Photography: Jerome De Perlinghi

Jackie Allen

A few years ago, after two decades on the festival and club circuit, Chicago jazz singer Jackie Allen decided to shift her music career into low gear. She married Hans Sturm, her bassist; became a mother at age 44; and moved to Muncie, Indiana, where Sturm is on the faculty at Ball State University. Then a prestigious record label added the 47-year-old chanteuse to its high-profile roster of divas, a lineup that includes Norah Jones, Cassan-dra Wilson, and Chicago’s own Patricia Barber.

“The irony is that for so long I’d wanted a family, but I put it off because my career was so important,” says Allen. “After years of pushing so hard, when I finally decided it’s time to let go and move on and do something else, the big payoff happens.”

This month, Allen débuts on Blue Note Records with Tangled, a testament to midlife longing, loss, and love, told through gospel, bossa nova, funk, piano balladry, jazz, and swinging blues. “I like a record to read like a book,” says Allen: “some light moments, some dark moments; some seriousness, some humor.” On Tangled, Allen’s breathy alto coos, calls, and drawls her own compositions as well as songs by Van Morrison, Randy Newman, and Steely Dan’s Donald Fagen. The mix is a natural fit for the singer, who grew up in Wisconsin listening to both the Beatles and her tuba-playing father’s Dixieland jazz band.

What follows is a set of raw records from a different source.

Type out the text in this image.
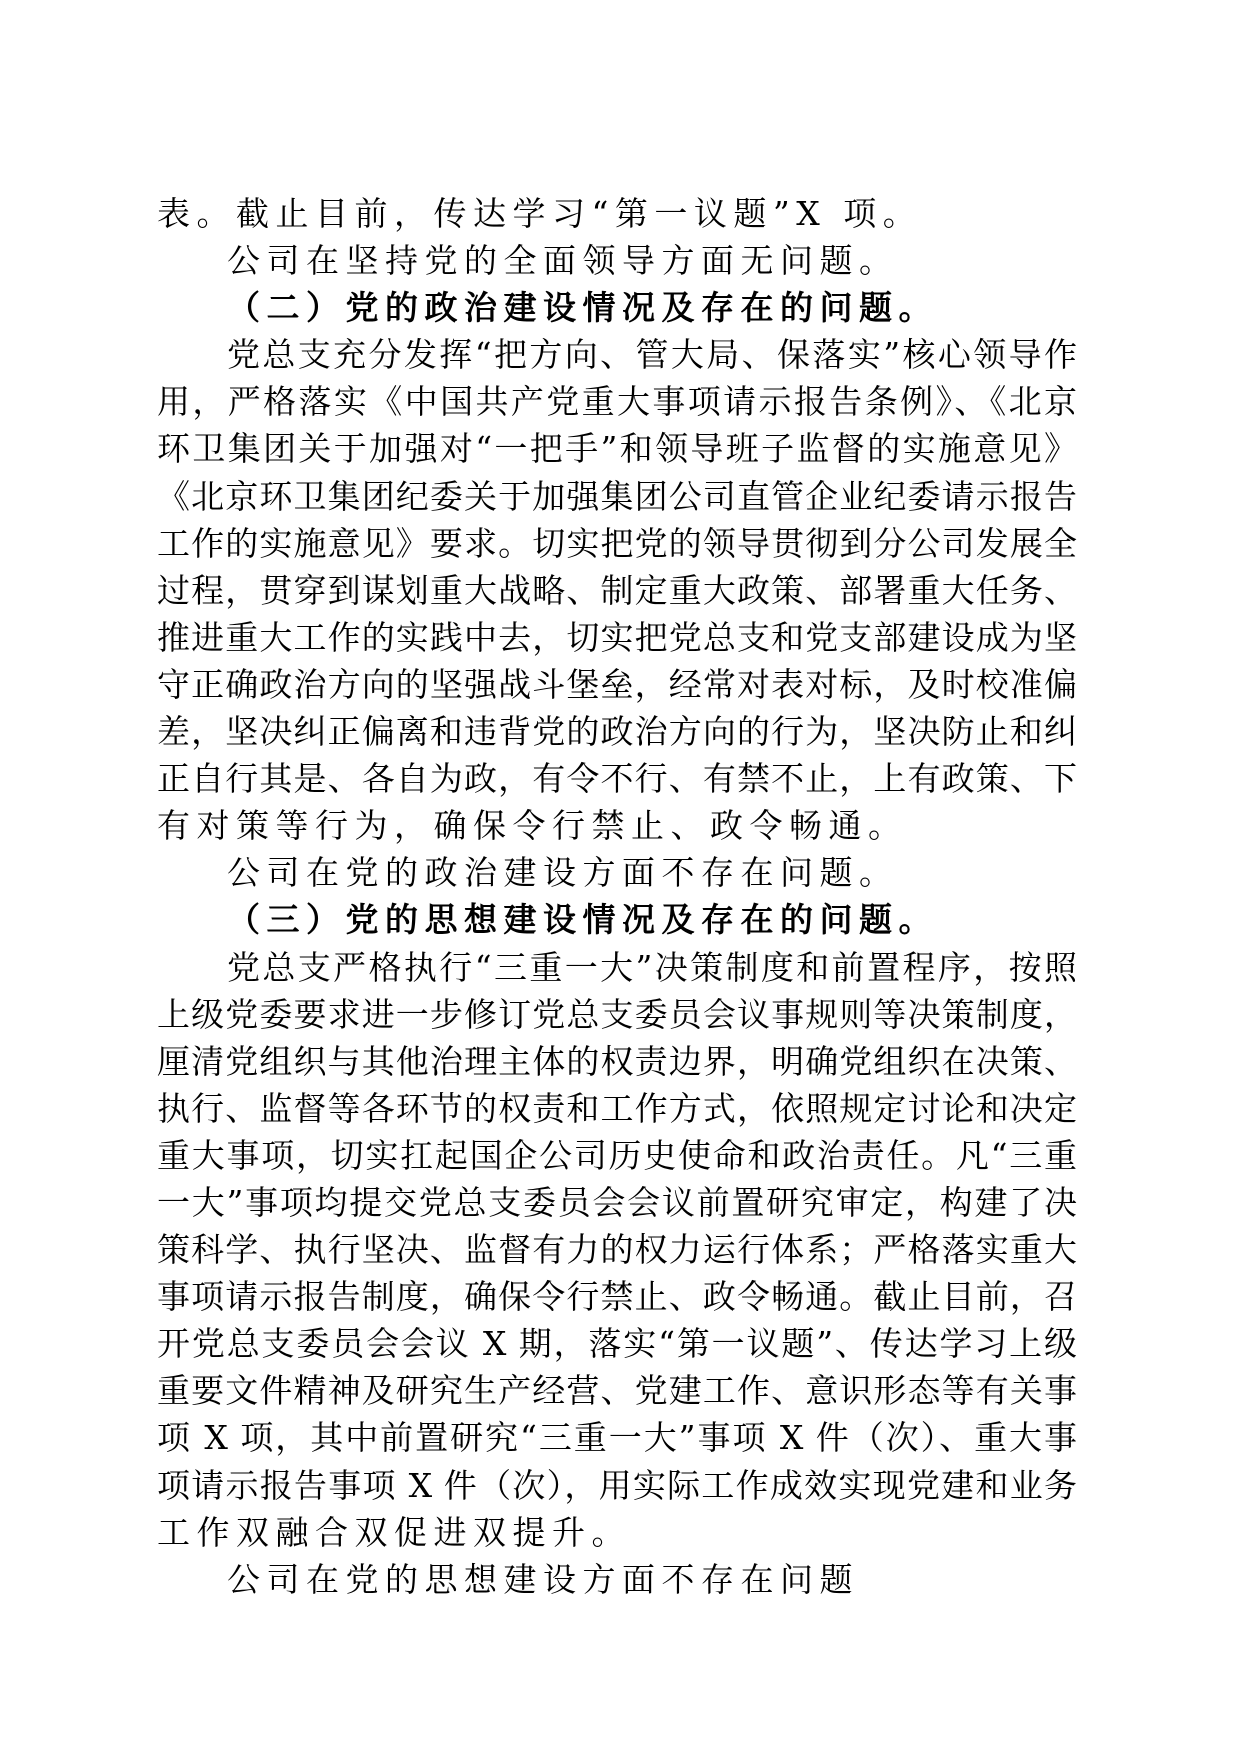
表。截止目前，传达学习“第一议题”X 项。
公司在坚持党的全面领导方面无问题。
（二）党的政治建设情况及存在的问题。
党总支充分发挥“把方向、管大局、保落实”核心领导作
用，严格落实《中国共产党重大事项请示报告条例》、《北京
环卫集团关于加强对“一把手”和领导班子监督的实施意见》
《北京环卫集团纪委关于加强集团公司直管企业纪委请示报告
工作的实施意见》要求。切实把党的领导贯彻到分公司发展全
过程，贯穿到谋划重大战略、制定重大政策、部署重大任务、
推进重大工作的实践中去，切实把党总支和党支部建设成为坚
守正确政治方向的坚强战斗堡垒，经常对表对标，及时校准偏
差，坚决纠正偏离和违背党的政治方向的行为，坚决防止和纠
正自行其是、各自为政，有令不行、有禁不止，上有政策、下
有对策等行为，确保令行禁止、政令畅通。
公司在党的政治建设方面不存在问题。
（三）党的思想建设情况及存在的问题。
党总支严格执行“三重一大”决策制度和前置程序，按照
上级党委要求进一步修订党总支委员会议事规则等决策制度，
厘清党组织与其他治理主体的权责边界，明确党组织在决策、
执行、监督等各环节的权责和工作方式，依照规定讨论和决定
重大事项，切实扛起国企公司历史使命和政治责任。凡“三重
一大”事项均提交党总支委员会会议前置研究审定，构建了决
策科学、执行坚决、监督有力的权力运行体系；严格落实重大
事项请示报告制度，确保令行禁止、政令畅通。截止目前，召
开党总支委员会会议 X 期，落实“第一议题”、传达学习上级
重要文件精神及研究生产经营、党建工作、意识形态等有关事
项 X 项，其中前置研究“三重一大”事项 X 件（次）、重大事
项请示报告事项 X 件（次），用实际工作成效实现党建和业务
工作双融合双促进双提升。
公司在党的思想建设方面不存在问题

These days, Allen splits her time between Indiana and Chicago, where she keeps an apartment in Oak Park to accommodate her teaching job at Roosevelt University and gigs in the city. On Thursday nights through April, she performs at Sotto, a restaurant lounge in Forest Park. She officially celebrates Tangled‘s release with a pair of shows at The Green Mill on June 9th and 10th. “I feel like I’m blessed, because I’m one of those people that actually have been able to experience it all,” Allen says. Then she adds, laughing, “Now it’s just finding the energy to do it.”